April Fools’ Day on April 1 is a day where many of us unleash our most creative sides, all in a hilarious – sometimes over the top – attempt at bamboozling those around us.
Why do we do this, and where did it start? Well there surprisingly isn’t a concrete conclusion by historians. We’ll explore the possibilities below, but nevertheless, every spring we all put on our pranking caps to plan out the most devious and diabolical, yet safe and playful pranks we can think of, making this 24 hours possibly the most fun, exciting, and anxiety-filled day of the year!

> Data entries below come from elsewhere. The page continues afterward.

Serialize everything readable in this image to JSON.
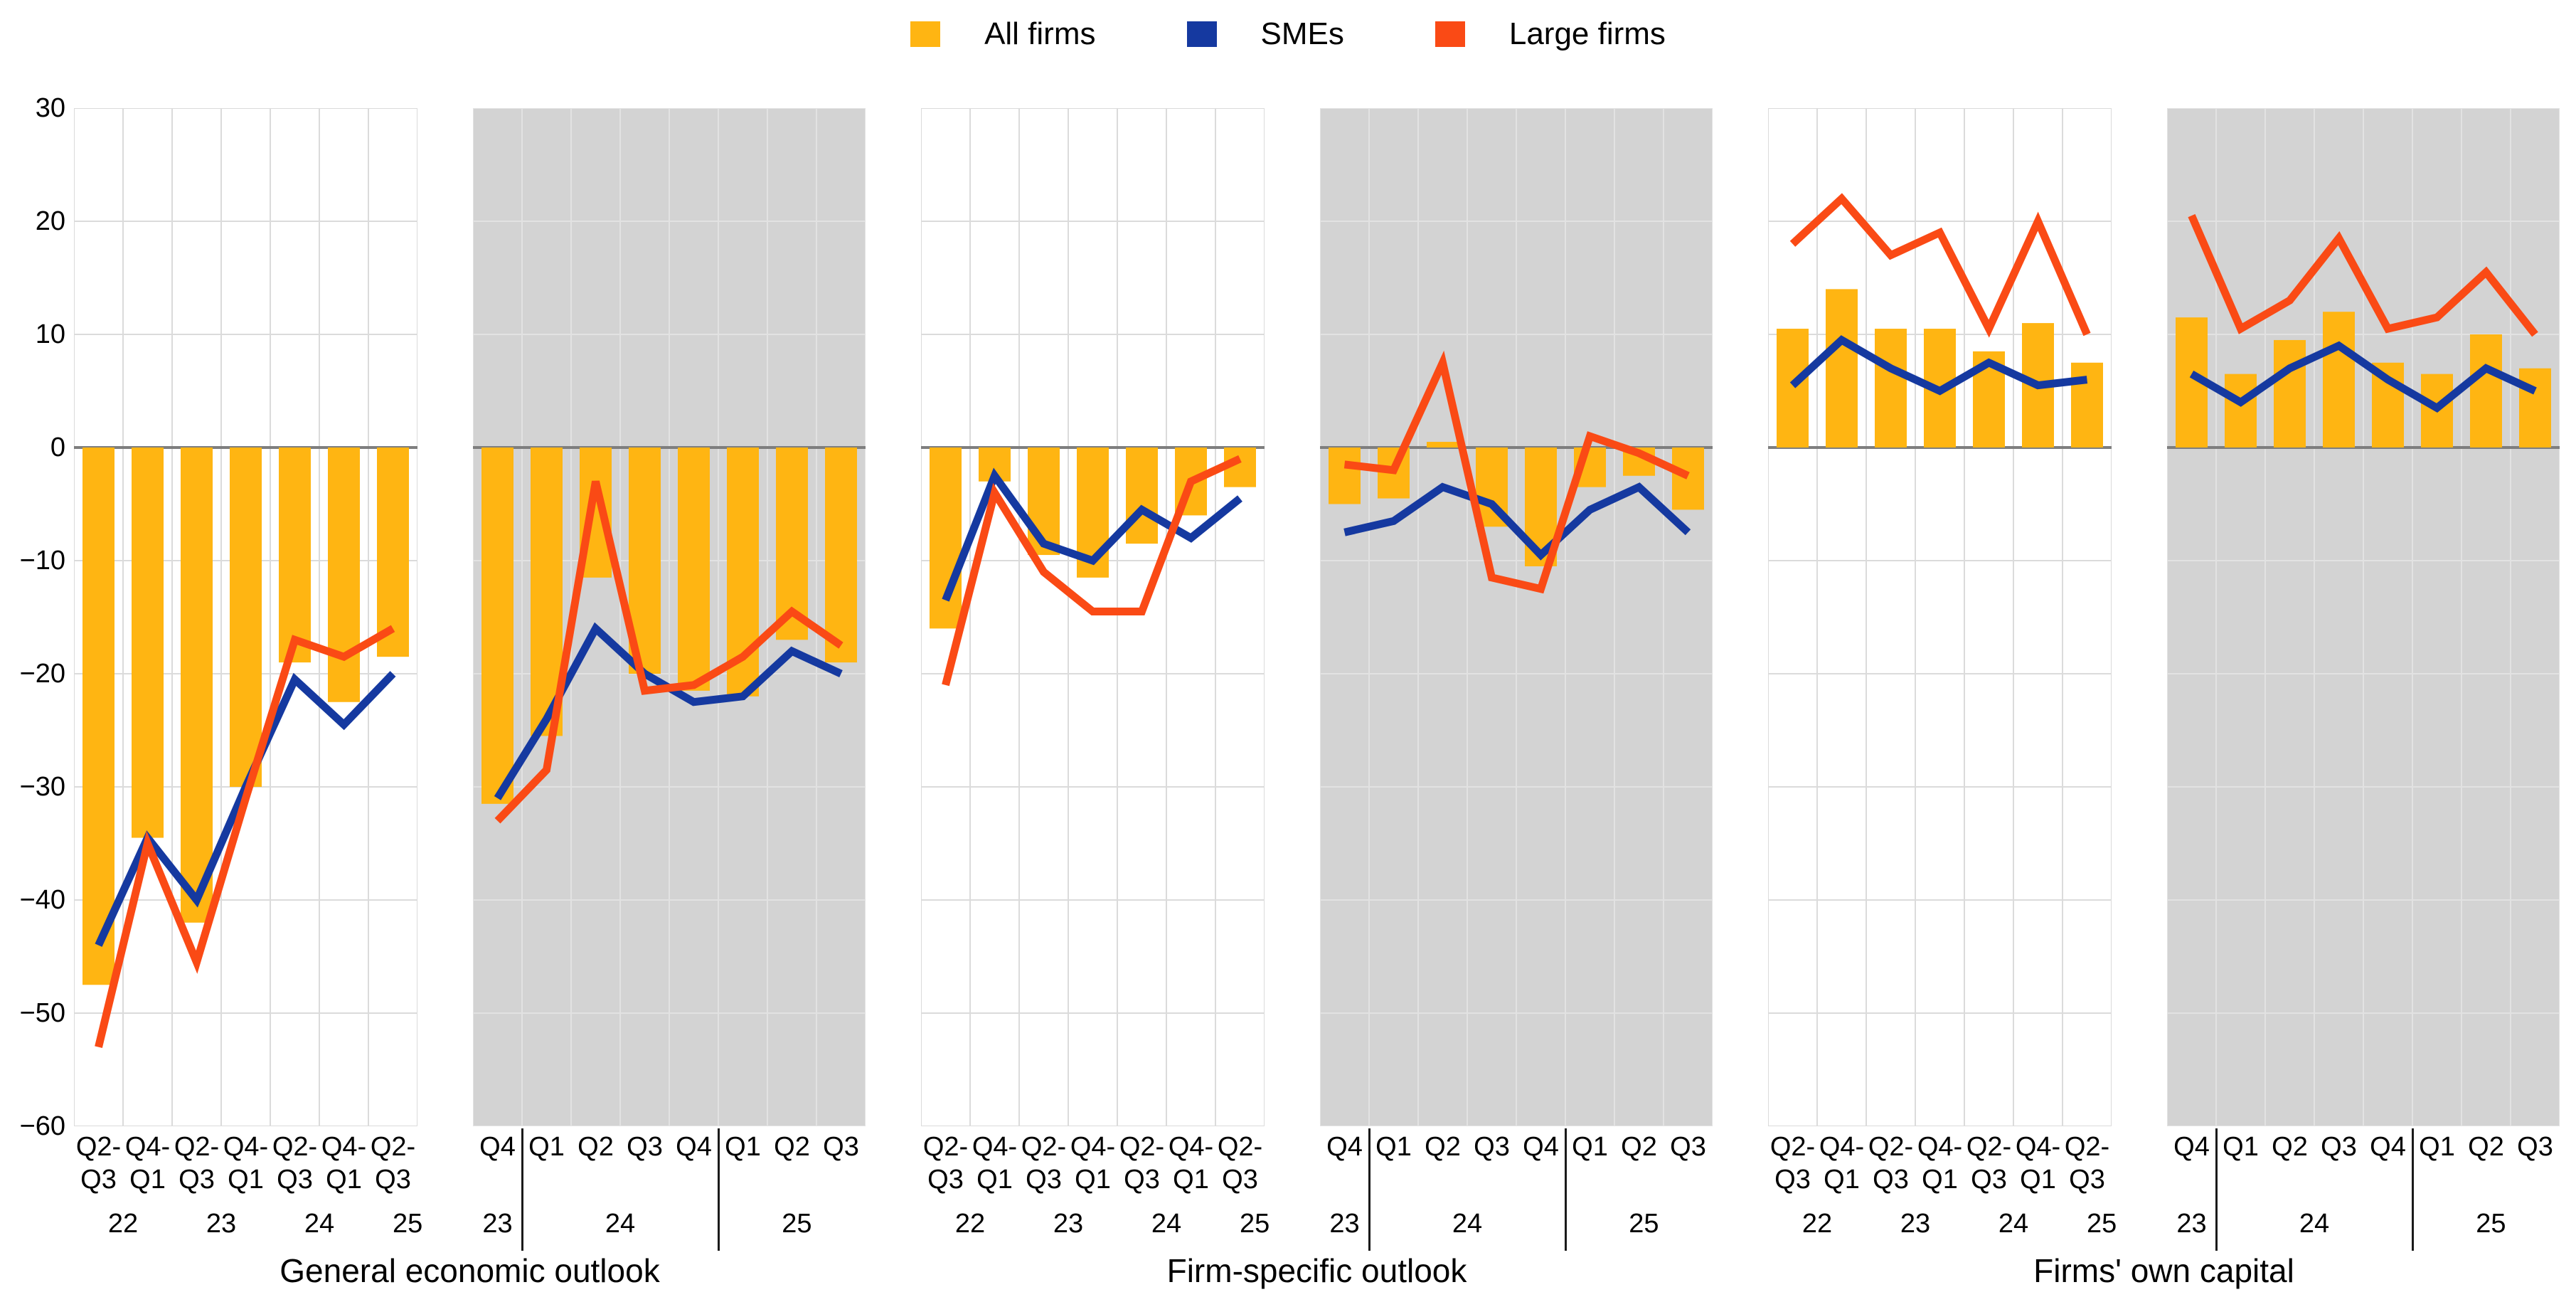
{
  "chart_data": {
    "type": "bar+line",
    "y_axis": {
      "min": -60,
      "max": 30,
      "step": 10,
      "tick_labels": [
        "30",
        "20",
        "10",
        "0",
        "−10",
        "−20",
        "−30",
        "−40",
        "−50",
        "−60"
      ]
    },
    "legend": {
      "position": "top-center",
      "entries": [
        {
          "label": "All firms",
          "type": "bar",
          "color": "#FFB512"
        },
        {
          "label": "SMEs",
          "type": "line",
          "color": "#1539A0"
        },
        {
          "label": "Large firms",
          "type": "line",
          "color": "#FA4A15"
        }
      ]
    },
    "style": {
      "bar_color": "#FFB512",
      "sme_line_color": "#1539A0",
      "large_line_color": "#FA4A15",
      "panel_white": "#FFFFFF",
      "panel_shaded": "#D3D3D3",
      "grid_on_white": "#DBDBDB",
      "grid_on_shaded": "#E2E2E2",
      "zero_line_color": "#7E7E7E",
      "year_separator_color": "#1a1a1a"
    },
    "groups": [
      {
        "title": "General economic outlook",
        "panels": [
          {
            "background": "white",
            "label_style": "biannual",
            "categories": [
              [
                "Q2-",
                "Q3"
              ],
              [
                "Q4-",
                "Q1"
              ],
              [
                "Q2-",
                "Q3"
              ],
              [
                "Q4-",
                "Q1"
              ],
              [
                "Q2-",
                "Q3"
              ],
              [
                "Q4-",
                "Q1"
              ],
              [
                "Q2-",
                "Q3"
              ]
            ],
            "years": [
              {
                "label": "22",
                "slot": 0.5
              },
              {
                "label": "23",
                "slot": 2.5
              },
              {
                "label": "24",
                "slot": 4.5
              },
              {
                "label": "25",
                "slot": 6.3
              }
            ],
            "separators": [],
            "series": {
              "all_firms_bars": [
                -47.5,
                -34.5,
                -42,
                -30,
                -19,
                -22.5,
                -18.5
              ],
              "smes_line": [
                -44,
                -34.5,
                -40,
                -30,
                -20.5,
                -24.5,
                -20
              ],
              "large_firms_line": [
                -53,
                -35,
                -45.5,
                -31,
                -17,
                -18.5,
                -16
              ]
            }
          },
          {
            "background": "shaded",
            "label_style": "quarterly",
            "categories": [
              [
                "Q4"
              ],
              [
                "Q1"
              ],
              [
                "Q2"
              ],
              [
                "Q3"
              ],
              [
                "Q4"
              ],
              [
                "Q1"
              ],
              [
                "Q2"
              ],
              [
                "Q3"
              ]
            ],
            "years": [
              {
                "label": "23",
                "slot": 0
              },
              {
                "label": "24",
                "slot": 2.5
              },
              {
                "label": "25",
                "slot": 6.1
              }
            ],
            "separators": [
              1,
              5
            ],
            "series": {
              "all_firms_bars": [
                -31.5,
                -25.5,
                -11.5,
                -20,
                -21.5,
                -22,
                -17,
                -19
              ],
              "smes_line": [
                -31,
                -24,
                -16,
                -20,
                -22.5,
                -22,
                -18,
                -20
              ],
              "large_firms_line": [
                -33,
                -28.5,
                -3,
                -21.5,
                -21,
                -18.5,
                -14.5,
                -17.5
              ]
            }
          }
        ]
      },
      {
        "title": "Firm-specific outlook",
        "panels": [
          {
            "background": "white",
            "label_style": "biannual",
            "categories": [
              [
                "Q2-",
                "Q3"
              ],
              [
                "Q4-",
                "Q1"
              ],
              [
                "Q2-",
                "Q3"
              ],
              [
                "Q4-",
                "Q1"
              ],
              [
                "Q2-",
                "Q3"
              ],
              [
                "Q4-",
                "Q1"
              ],
              [
                "Q2-",
                "Q3"
              ]
            ],
            "years": [
              {
                "label": "22",
                "slot": 0.5
              },
              {
                "label": "23",
                "slot": 2.5
              },
              {
                "label": "24",
                "slot": 4.5
              },
              {
                "label": "25",
                "slot": 6.3
              }
            ],
            "separators": [],
            "series": {
              "all_firms_bars": [
                -16,
                -3,
                -9.5,
                -11.5,
                -8.5,
                -6,
                -3.5
              ],
              "smes_line": [
                -13.5,
                -2.5,
                -8.5,
                -10,
                -5.5,
                -8,
                -4.5
              ],
              "large_firms_line": [
                -21,
                -4,
                -11,
                -14.5,
                -14.5,
                -3,
                -1
              ]
            }
          },
          {
            "background": "shaded",
            "label_style": "quarterly",
            "categories": [
              [
                "Q4"
              ],
              [
                "Q1"
              ],
              [
                "Q2"
              ],
              [
                "Q3"
              ],
              [
                "Q4"
              ],
              [
                "Q1"
              ],
              [
                "Q2"
              ],
              [
                "Q3"
              ]
            ],
            "years": [
              {
                "label": "23",
                "slot": 0
              },
              {
                "label": "24",
                "slot": 2.5
              },
              {
                "label": "25",
                "slot": 6.1
              }
            ],
            "separators": [
              1,
              5
            ],
            "series": {
              "all_firms_bars": [
                -5,
                -4.5,
                0.5,
                -7,
                -10.5,
                -3.5,
                -2.5,
                -5.5
              ],
              "smes_line": [
                -7.5,
                -6.5,
                -3.5,
                -5,
                -9.5,
                -5.5,
                -3.5,
                -7.5
              ],
              "large_firms_line": [
                -1.5,
                -2,
                7.5,
                -11.5,
                -12.5,
                1,
                -0.5,
                -2.5
              ]
            }
          }
        ]
      },
      {
        "title": "Firms' own capital",
        "panels": [
          {
            "background": "white",
            "label_style": "biannual",
            "categories": [
              [
                "Q2-",
                "Q3"
              ],
              [
                "Q4-",
                "Q1"
              ],
              [
                "Q2-",
                "Q3"
              ],
              [
                "Q4-",
                "Q1"
              ],
              [
                "Q2-",
                "Q3"
              ],
              [
                "Q4-",
                "Q1"
              ],
              [
                "Q2-",
                "Q3"
              ]
            ],
            "years": [
              {
                "label": "22",
                "slot": 0.5
              },
              {
                "label": "23",
                "slot": 2.5
              },
              {
                "label": "24",
                "slot": 4.5
              },
              {
                "label": "25",
                "slot": 6.3
              }
            ],
            "separators": [],
            "series": {
              "all_firms_bars": [
                10.5,
                14,
                10.5,
                10.5,
                8.5,
                11,
                7.5
              ],
              "smes_line": [
                5.5,
                9.5,
                7,
                5,
                7.5,
                5.5,
                6
              ],
              "large_firms_line": [
                18,
                22,
                17,
                19,
                10.5,
                20,
                10
              ]
            }
          },
          {
            "background": "shaded",
            "label_style": "quarterly",
            "categories": [
              [
                "Q4"
              ],
              [
                "Q1"
              ],
              [
                "Q2"
              ],
              [
                "Q3"
              ],
              [
                "Q4"
              ],
              [
                "Q1"
              ],
              [
                "Q2"
              ],
              [
                "Q3"
              ]
            ],
            "years": [
              {
                "label": "23",
                "slot": 0
              },
              {
                "label": "24",
                "slot": 2.5
              },
              {
                "label": "25",
                "slot": 6.1
              }
            ],
            "separators": [
              1,
              5
            ],
            "series": {
              "all_firms_bars": [
                11.5,
                6.5,
                9.5,
                12,
                7.5,
                6.5,
                10,
                7
              ],
              "smes_line": [
                6.5,
                4,
                7,
                9,
                6,
                3.5,
                7,
                5
              ],
              "large_firms_line": [
                20.5,
                10.5,
                13,
                18.5,
                10.5,
                11.5,
                15.5,
                10
              ]
            }
          }
        ]
      }
    ]
  }
}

History of April Fools' Day
Today, pranking on April Fools’ Day has transcended the confinements of the first day of April to become a year-round internet phenomenon. Thousands of videos on the most popular internet sites emerge everyday, pushing the pranking limit to sometimes dangerous territories. We do NOT condone this and below we’ll illustrate how to allow this holiday to remain true to what it was meant to be – safe, and well, hilarious!
There’s no consensus on how it all began, but a popular theory is that while nowadays, January 1 is when we start the new year, this wasn’t the case before 1592. We used a calendar called the Julian calendar – created by Julius Caesar in 45 BC – which saw every new year begin on April 1! Crazy, we know.
Pope Gregory the 8th created a new method for keeping track of days, which was the start of the calendar we all know and love – the Gregorian calendar. When he moved the date of New Year’s Eve it obviously took some time for everyone to catch on to it. Those who were a bit behind the times still celebrated on April 1, and were considered fools for doing so.
One lesser known, often argued explanation for our beloved prank day is buried in a 1392 book called “The Canterbury Tales” by Geoffrey Chaucer. One line in this publication simply references “March 32”, and the debate to its meaning was born. Without much context and being dated so far back, the interpretation remains a mystery. Some believe it to be a joke, dawning this annual tradition, while some say it’s none other than a misprint.
Whether we have Gregory the 8th or Geoffrey Chaucer to thank for April Fools’ Day, it has existed for centuries and will continue to cause a flurry of creativity and excitement in the first few weeks of spring.